CI was able to identify primary and secondary target audiences, influencers and message hierarchy. This led to change in creative messaging, an online media strategy and a major cross-divisional new product effort focused around this emerging food trend.
Traditionally, focus groups or surveys would be used to surface consumer ingredient preferences in relation to health trends and then those results would be organized and configured by demographic or other filters. But one of the truly exciting characteristics of social media engagements is that the conversations customers are having about a product, new ingredients or emerging health trends emerge in an authentic, unfiltered, unscheduled way - they're real-time. This is why sophisticated language modeling is so critical to monitoring and analyzing social media data - listening technology has to be able to contextually and accurately categorize content quickly but also surface trends, themes and intentions from customer conversations. Listening platforms provide an opportunity for greater and more sophisticated insights into customer intentions and preferences because of its ability to isolate important attributes from groups of authors and reveal unique considerations and preferences in addition to providing the ability to identify unknown associations occurring through natural online conversations. In other words, equipped with these social insights a company can validate and adjust messaging, support new product efforts and better understand their consumer's social network.

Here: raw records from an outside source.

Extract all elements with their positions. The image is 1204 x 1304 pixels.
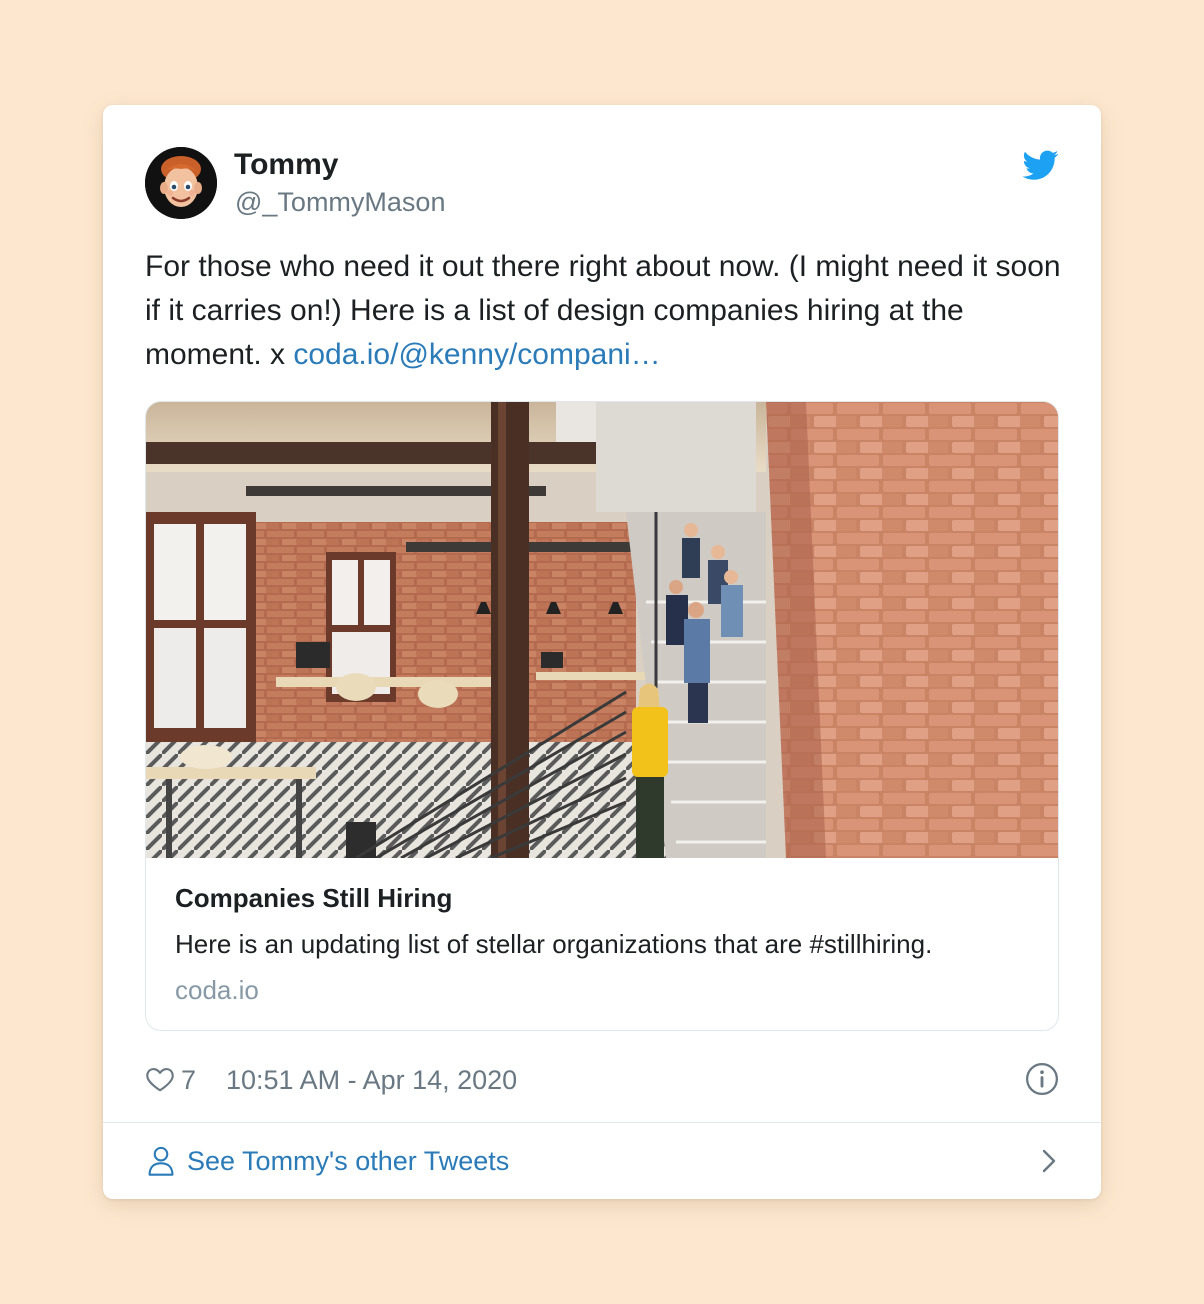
tweet-embed-card: Tommy @_TommyMason For those who need it… [103, 105, 1101, 1199]
tweet-link[interactable]: coda.io/@kenny/compani… [293, 338, 660, 371]
author-avatar[interactable] [145, 147, 217, 219]
author-handle[interactable]: @_TommyMason [235, 186, 445, 218]
footer-divider [103, 1122, 1101, 1123]
memoji-avatar-image [145, 147, 217, 219]
chevron-right-icon[interactable] [1039, 1147, 1059, 1175]
heart-icon[interactable] [145, 1064, 175, 1094]
see-other-tweets-link[interactable]: See Tommy's other Tweets [145, 1141, 1059, 1181]
like-count[interactable]: 7 [181, 1063, 196, 1097]
tweet-timestamp[interactable]: 10:51 AM - Apr 14, 2020 [226, 1063, 517, 1097]
tweet-header: Tommy @_TommyMason [145, 147, 1061, 219]
link-preview-card[interactable]: Companies Still Hiring Here is an updati… [145, 401, 1059, 1031]
office-photo-image [146, 402, 1058, 858]
see-other-tweets-label[interactable]: See Tommy's other Tweets [187, 1144, 509, 1178]
person-icon [148, 1146, 174, 1176]
info-icon[interactable] [1025, 1062, 1059, 1096]
tweet-body-text: For those who need it out there right ab… [145, 245, 1065, 377]
twitter-bird-icon[interactable] [1021, 147, 1061, 183]
link-card-title[interactable]: Companies Still Hiring [175, 882, 452, 914]
link-card-description: Here is an updating list of stellar orga… [175, 929, 933, 959]
tweet-actions-bar: 7 10:51 AM - Apr 14, 2020 [145, 1061, 1059, 1099]
author-name[interactable]: Tommy [234, 147, 338, 183]
link-card-domain: coda.io [175, 975, 259, 1005]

Recession Time - Approach Your Consumer with Caution
A leading credit card was afraid that negative consumer perception was running so high that there would be no effective means of combating it. This company wanted to better understand:
- overall consumer sentiment towards credit cards
- uncover drivers of conversation around credit
- surface specific attributes and features that are most important to consumers
Collective Intellect tracked over 650,000 unique posts over the last year to uncover drivers of conversation around credit, issuers, and networks to help the client understand that -even in times when consumers are concerned about their balances and changes in terms - they still see benefits in using credit.
Specifically, CI was able to point out that consumers spend more time sharing and talking about responsible spending, debt reduction, and incentives/rewards than they do "bashing" providers of credit. Knowing the specific attributes and features that are most important to consumers equipped the client with the ability to build new product and feature offerings and tailor messaging that will help mitigate any negative sentiment and reinforce brand affinity around those benefits most relevant to their consumers.
This type of monitoring and analytics can surface surprising results. This company cannot be faulted for thinking they were being "bashed' during the recent economic downturn. But because technology, like the one offered by CI, provides contextual relevancy - the ability to understand conversations - we are able disprove preconceived ideas about consumer perception and intent, which provides new ideas for engaging with a customer.